Product formats: what they are and how they help you order and inventory better
A product format is the way you buy, order, or inventory a product.
For example, the same product can be bought as a box of 6 bottles, a pack of 24 units, or a 5 kg bag. The format describes that presentation and connects it to a base unit such as kg, l, or unit.
What is a product format?
The format describes how the product arrives or how you manage it in your daily operations.
Common examples include:
- Box of 6 bottles
- Pack of 24 units
- 5 kg bag
- 10 l container
- Tray of 12 units
Defining formats helps you avoid confusion when a product appears in different ways on invoices, delivery notes, orders, or inventories.
How formats relate to the base unit
The base unit is the common measure used to compare and calculate the product: kg, l, or unit.
Each format must have an equivalence with that base unit.
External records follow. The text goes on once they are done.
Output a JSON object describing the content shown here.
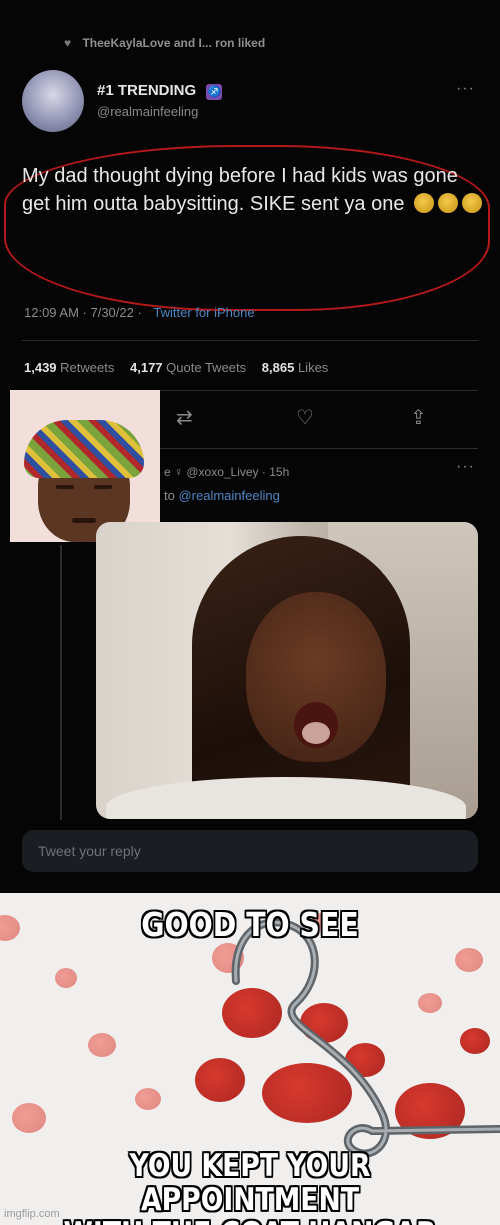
{
  "tweet": {
    "liked_by": "TheeKaylaLove and I... ron liked",
    "display_name": "#1 TRENDING",
    "handle": "@realmainfeeling",
    "text": "My dad thought dying before I had kids was gone get him outta babysitting. SIKE sent ya one",
    "timestamp": "12:09 AM · 7/30/22 ·",
    "source": "Twitter for iPhone",
    "stats": {
      "retweets_count": "1,439",
      "retweets_label": "Retweets",
      "quotes_count": "4,177",
      "quotes_label": "Quote Tweets",
      "likes_count": "8,865",
      "likes_label": "Likes"
    },
    "reply": {
      "handle_line": "e ♀ @xoxo_Livey · 15h",
      "replying_prefix": "to",
      "replying_to": "@realmainfeeling"
    },
    "reply_placeholder": "Tweet your reply"
  },
  "meme": {
    "top_text": "GOOD TO SEE",
    "bottom_text_line1": "YOU KEPT YOUR APPOINTMENT",
    "bottom_text_line2": "WITH THE COAT HANGAR",
    "watermark": "imgflip.com"
  },
  "colors": {
    "highlight": "#b51919",
    "link": "#4d86c4",
    "blood": "#c0170f"
  }
}
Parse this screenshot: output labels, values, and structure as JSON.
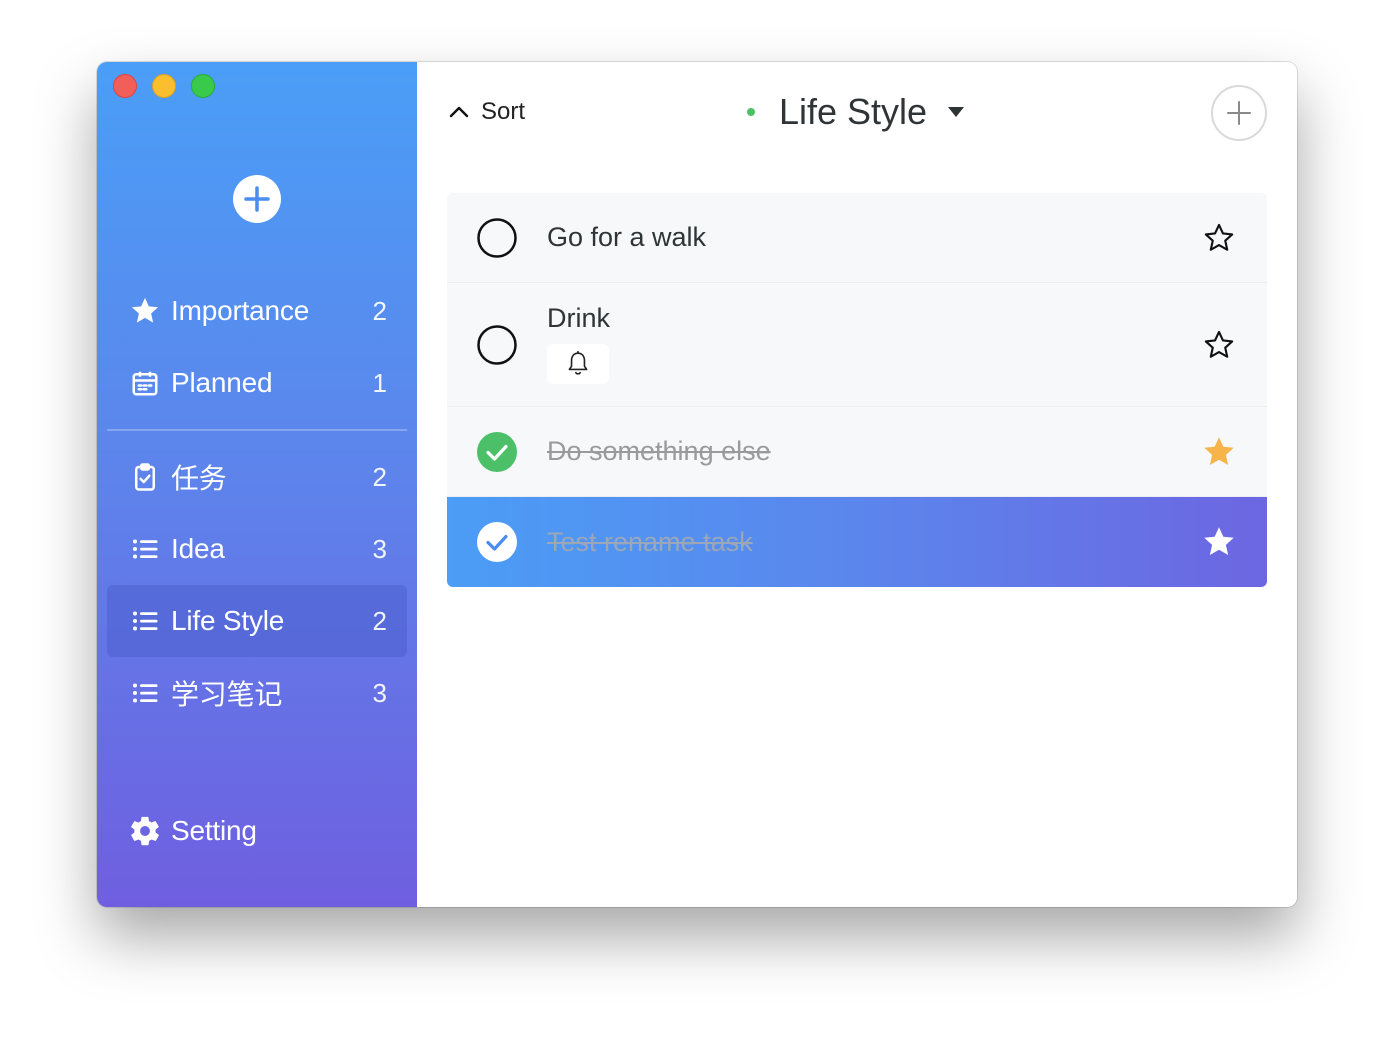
{
  "colors": {
    "accent": "#4a9ef7",
    "accent_end": "#6f5fe0",
    "done_green": "#4cc069",
    "star_orange": "#f6b44b",
    "list_dot": "#4cc069"
  },
  "sidebar": {
    "new_list_icon": "plus-circle-icon",
    "smart_lists": [
      {
        "label": "Importance",
        "count": "2",
        "icon": "star-icon"
      },
      {
        "label": "Planned",
        "count": "1",
        "icon": "calendar-icon"
      }
    ],
    "lists": [
      {
        "label": "任务",
        "count": "2",
        "icon": "clipboard-check-icon"
      },
      {
        "label": "Idea",
        "count": "3",
        "icon": "list-icon"
      },
      {
        "label": "Life Style",
        "count": "2",
        "icon": "list-icon",
        "active": true
      },
      {
        "label": "学习笔记",
        "count": "3",
        "icon": "list-icon"
      }
    ],
    "setting_label": "Setting"
  },
  "header": {
    "sort_label": "Sort",
    "list_title": "Life Style"
  },
  "tasks": [
    {
      "name": "Go for a walk",
      "done": false,
      "starred": false
    },
    {
      "name": "Drink",
      "done": false,
      "starred": false,
      "has_reminder": true
    },
    {
      "name": "Do something else",
      "done": true,
      "starred": true
    },
    {
      "name": "Test rename task",
      "done": true,
      "starred": true,
      "selected": true
    }
  ]
}
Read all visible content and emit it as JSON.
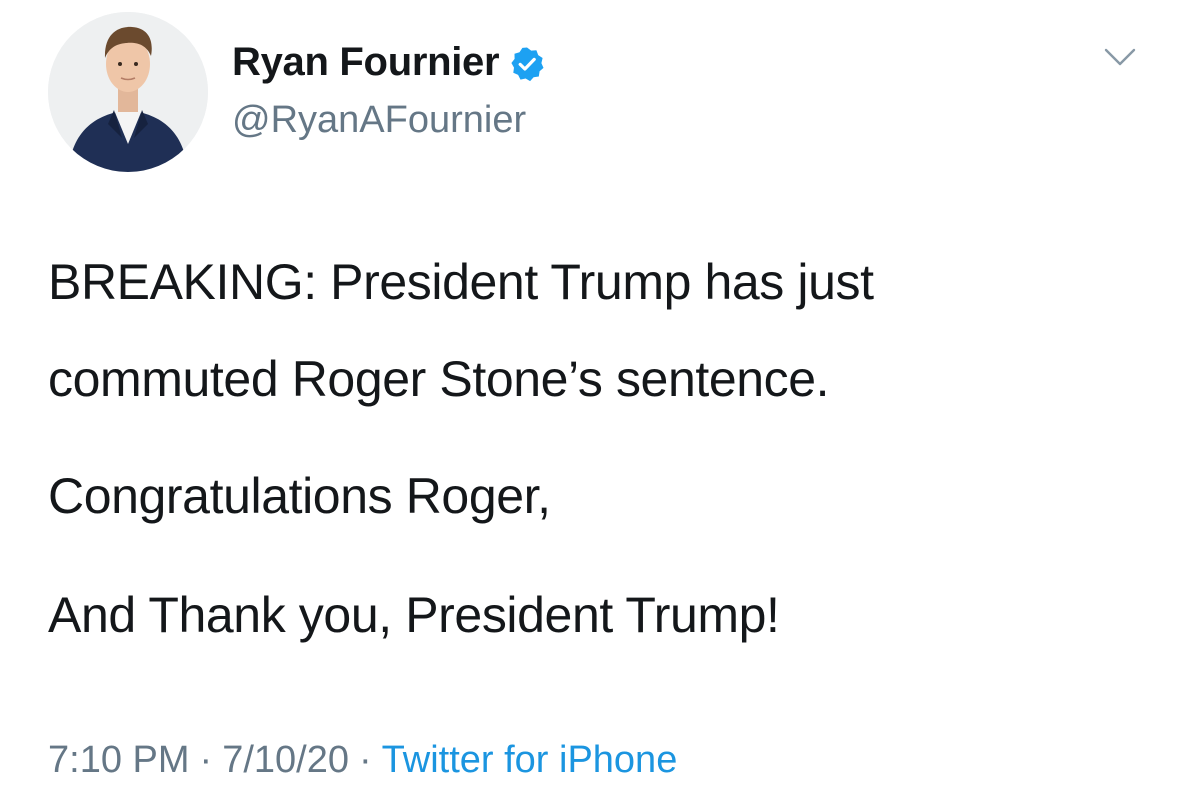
{
  "user": {
    "display_name": "Ryan Fournier",
    "handle": "@RyanAFournier",
    "verified": true,
    "avatar_icon": "profile-photo"
  },
  "tweet": {
    "lines": [
      "BREAKING: President Trump has just",
      "commuted Roger Stone’s sentence.",
      "Congratulations Roger,",
      "And Thank you, President Trump!"
    ],
    "time": "7:10 PM",
    "date": "7/10/20",
    "separator": "·",
    "source": "Twitter for iPhone"
  },
  "colors": {
    "text": "#14171a",
    "secondary": "#657786",
    "link": "#1b95e0",
    "verified": "#1da1f2"
  },
  "icons": {
    "menu": "chevron-down-icon",
    "verified": "verified-badge-icon"
  }
}
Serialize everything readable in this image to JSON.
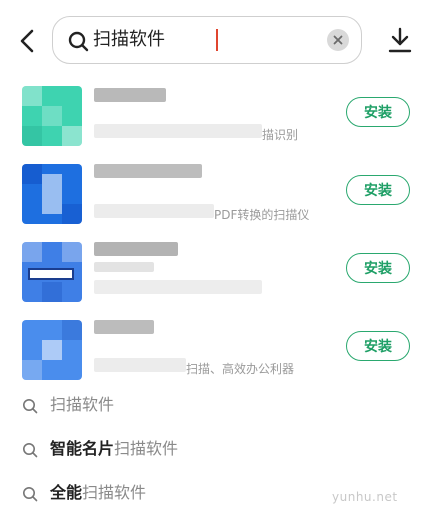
{
  "search": {
    "value": "扫描软件"
  },
  "apps": [
    {
      "desc": "描识别",
      "install_label": "安装"
    },
    {
      "desc": "PDF转换的扫描仪",
      "install_label": "安装"
    },
    {
      "desc": "",
      "install_label": "安装"
    },
    {
      "desc": "扫描、高效办公利器",
      "install_label": "安装"
    }
  ],
  "suggestions": [
    {
      "prefix": "",
      "match": "扫描软件"
    },
    {
      "prefix": "智能名片",
      "match": "扫描软件"
    },
    {
      "prefix": "全能",
      "match": "扫描软件"
    }
  ],
  "watermark": "yunhu.net",
  "colors": {
    "accent_green": "#1f9f66",
    "caret": "#e0452f"
  }
}
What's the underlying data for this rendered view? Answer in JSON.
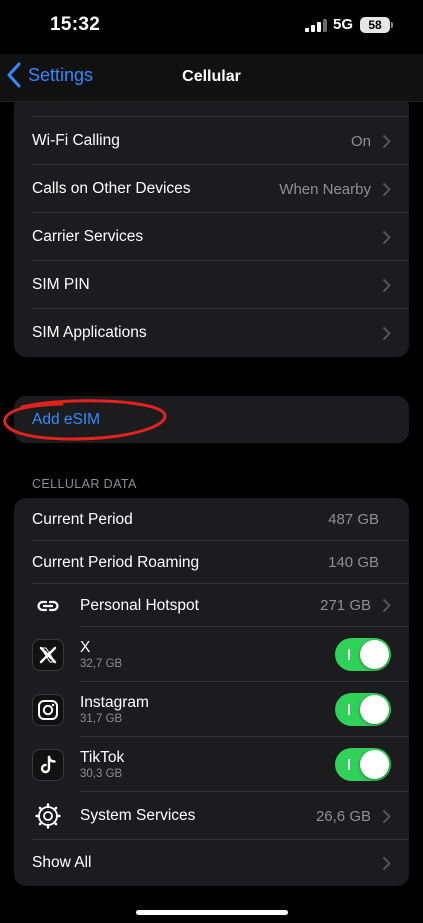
{
  "status_bar": {
    "time": "15:32",
    "network": "5G",
    "battery": "58"
  },
  "nav": {
    "back_label": "Settings",
    "title": "Cellular"
  },
  "top_group": {
    "rows": [
      {
        "label": "Wi-Fi Calling",
        "value": "On"
      },
      {
        "label": "Calls on Other Devices",
        "value": "When Nearby"
      },
      {
        "label": "Carrier Services",
        "value": ""
      },
      {
        "label": "SIM PIN",
        "value": ""
      },
      {
        "label": "SIM Applications",
        "value": ""
      }
    ]
  },
  "esim": {
    "label": "Add eSIM",
    "highlight_color": "#e0231d"
  },
  "cellular_data": {
    "header": "CELLULAR DATA",
    "current_period": {
      "label": "Current Period",
      "value": "487 GB"
    },
    "current_period_roaming": {
      "label": "Current Period Roaming",
      "value": "140 GB"
    },
    "hotspot": {
      "label": "Personal Hotspot",
      "value": "271 GB",
      "icon": "link-icon"
    },
    "apps": [
      {
        "name": "X",
        "usage": "32,7 GB",
        "enabled": true,
        "icon": "x-logo-icon"
      },
      {
        "name": "Instagram",
        "usage": "31,7 GB",
        "enabled": true,
        "icon": "instagram-icon"
      },
      {
        "name": "TikTok",
        "usage": "30,3 GB",
        "enabled": true,
        "icon": "tiktok-icon"
      }
    ],
    "system_services": {
      "label": "System Services",
      "value": "26,6 GB",
      "icon": "gear-icon"
    },
    "show_all": "Show All"
  },
  "colors": {
    "accent": "#2f8bff",
    "toggle_on": "#30d158",
    "cell_bg": "#1c1c1e",
    "secondary_text": "#8e8e93"
  }
}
This lets haddock understand how much product is actually inside each format.
Examples:
- 1 box of 6 bottles of 1 l = 6 l
- 1 pack of 24 cans = 24 units
- 1 bag of flour of 5 kg = 5 kg
- 1 box of 12 bottles of 0.75 l = 9 l
This lets you compare purchases even if suppliers use different formats. Instead of looking only at the price of a box, you can analyze the price per kg, l, or unit.
Practical example
Imagine you buy water in two formats:
- Supplier A: 1 box of 6 bottles of 1 l for EUR 4.80
- Supplier B: 1 pack of 12 bottles of 1 l for EUR 8.40
If you only look at the format price, Supplier B's pack looks more expensive.
But when you convert it to the base unit:
- Supplier A: EUR 4.80 / 6 l = EUR 0.80 per l
- Supplier B: EUR 8.40 / 12 l = EUR 0.70 per l
With the equivalence configured, you can compare the real cost and make a better decision.
How this helps you day to day
Working with well-defined formats helps you:
- Reduce duplicates, because the same product does not depend so much on how the format is written in each document.
- Compare prices better, because you can see the cost per base unit and not only per box, pack, or bag.
- Create clearer orders, by specifying the format you need to receive.
- Keep inventory more consistent, because quantities can be read using a common measure.
- Understand purchase lines better, especially when a supplier changes the presentation or the format description.
Best practices
- Use clear format names that are easy to recognize, such as Box 6 bottles, Pack 24 units, or 5 kg bag.
- Check that the equivalence with the base unit is correct before using the format in orders or inventories.
- Keep the most useful base unit for analyzing the product: kg for weight, l for liquids, and unit for countable items.
- Avoid creating very similar formats if they represent the same thing. For example, Box 6 units and Box of 6 units should be handled consistently.
- If you buy the same product in different presentations, create one format for each presentation with its corresponding equivalence.
You can review formats from the product page, in Product formats.